Waspadai Asing Kuasai Perbankan Nasional

Posted: April 7, 2010 in Uncategorized

Fraksi Partai Golkar DPR-RI mensinyalir adanya kartel asing di industri perbankan nasional. Itu terbukti dengan masih tingginya margin bunga atau net interest margin (NIM).

Tingginya NIM yang mencapai 7 persen, disinyalir sebagai biang keladi rendahnya daya saing produk Indonesia ditingkat global. Karena itu, Golkar meminta Bank Indonesia dan Pemerintah untuk mewaspadai perbankan nasional dikuasai kartel asing.

“Di dunia ini, cuma di Indonesia yang suku bunganya sulit turun. Dalam keadaan krisis ekonomi atau tidak, NIM perbankan nasional tetap tinggi. Ini bukti bahwa ada kartel asing yang menguasai industri perbankan nasional.” kata Sekretaris Fraksi Partai Golkar Ade Komarudin, di Jakarta 27 Januari 2010.

Tingginya margin bunga (NIM) juga dipandang FPG sebagai biang keladi rendahnya daya saing produk yang dihasilkan pengusaha nasional dalam berkompetisi di tingkat global. “Bagaimana mau kompetitif, kalau tingkat suku bunga yang harus ditanggung swasta nasional lebih tinggi dibanding dengan pengusaha, misalnya dari China.
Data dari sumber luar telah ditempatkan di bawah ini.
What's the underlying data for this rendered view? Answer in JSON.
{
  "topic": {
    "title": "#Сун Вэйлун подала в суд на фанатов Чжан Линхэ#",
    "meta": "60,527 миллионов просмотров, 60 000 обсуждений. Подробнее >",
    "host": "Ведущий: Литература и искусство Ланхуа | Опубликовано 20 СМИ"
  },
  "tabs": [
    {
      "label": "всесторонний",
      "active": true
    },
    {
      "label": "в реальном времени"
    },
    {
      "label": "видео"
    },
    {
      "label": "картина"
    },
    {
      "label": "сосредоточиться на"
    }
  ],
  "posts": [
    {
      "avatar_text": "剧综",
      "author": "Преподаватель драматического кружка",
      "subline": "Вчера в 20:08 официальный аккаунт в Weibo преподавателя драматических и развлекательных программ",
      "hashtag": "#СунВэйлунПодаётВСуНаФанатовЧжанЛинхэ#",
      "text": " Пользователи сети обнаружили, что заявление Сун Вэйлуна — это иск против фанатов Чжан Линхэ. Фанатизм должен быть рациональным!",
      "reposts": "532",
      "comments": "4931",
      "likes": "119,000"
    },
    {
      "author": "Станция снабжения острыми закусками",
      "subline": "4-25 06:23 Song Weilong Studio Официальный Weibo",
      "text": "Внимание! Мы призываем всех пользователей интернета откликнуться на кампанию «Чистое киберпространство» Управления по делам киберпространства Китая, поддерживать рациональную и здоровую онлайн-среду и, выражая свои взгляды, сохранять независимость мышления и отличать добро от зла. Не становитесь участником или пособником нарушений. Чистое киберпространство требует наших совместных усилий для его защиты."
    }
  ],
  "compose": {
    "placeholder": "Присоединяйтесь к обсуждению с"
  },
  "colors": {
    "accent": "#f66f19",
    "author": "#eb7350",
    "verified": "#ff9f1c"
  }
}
Ya, wajar saja produk kita sulit bersaing di tingkat global.”

Mengingat perbankan nasional merupakan tulang punggung perekonomian, Golkar meminta Bank Indonesia dan pemerintah untuk meyakinkan investor asing yang menguasai perbankan nasional, untuk berperan secara signifikan dalam meningkatkan pertumbuhan ekonomi nasional.

“Kami mempertanyakan sampai sejauh mana peran BI mampu meyakinkan kalangan perbankan yang mayoritasnya dikuasai asing menekan tingkat suku bunga seiring dengan suku bunga acuan yang diputuskan oleh BI. Kalau melihat NIM perbankan nasional, Bank Indonesia sepertinya tidak berdaya menghadapi kartel asing tersebut.”

Selain itu, selama margin bunga perbankan nasional masih setinggi ini, akan menyulitkan swasta nasional tumbuh dan berkembang. “Kalo sudah demikian, jangan berharap terlalu banyak angka pengangguran dan kemiskinan akan turun secara signifikan,” tuturnya.

Karena itu, sudah saatnya, pemerintah dan Bank Indonesia mampu menekan kartel asing agar NIM perbankan nasional sesuai dengan suku bunga acuan.

Selain itu, maraknya investor asing mengincar perbankan nasional tidak terlepas dari peran IMF. Itu terbukti, semenjak ditandatangani kesepakatan Letter of Intent (LoI) dengan International Monetary Fund (IMF) dan dilanjutkan dengan pembaruan Undang-Undang Perbankan menjadi UU. No. 10 tahun 1998 di era Presiden B.J. Habibie yang membolehkan kepemilikan asing pada bank lokal mencapai 99%, investor asing semakin gencar mencaplok perbankan nasional.

Karena itu, Bank Indonesia dan pemerintah mewaspadai sepak terjang investor asing di industri perbankan nasional. “Pemerintah dan Bank Indonesia harus segera membentuk Otoritas Jasa Keuangan (OJK) sesuai amanat UU No.3 tahun 2004 tentang Bank Indonesia. Rakyat sudah mengetahui betapa lemahnya pengawasan perbankan yang dilakukan oleh BI, jadi satu-satunya jalan adalah memisahkan pengawasan perbankan dari BI sesuai amanat UU dengan membentuk OJK.”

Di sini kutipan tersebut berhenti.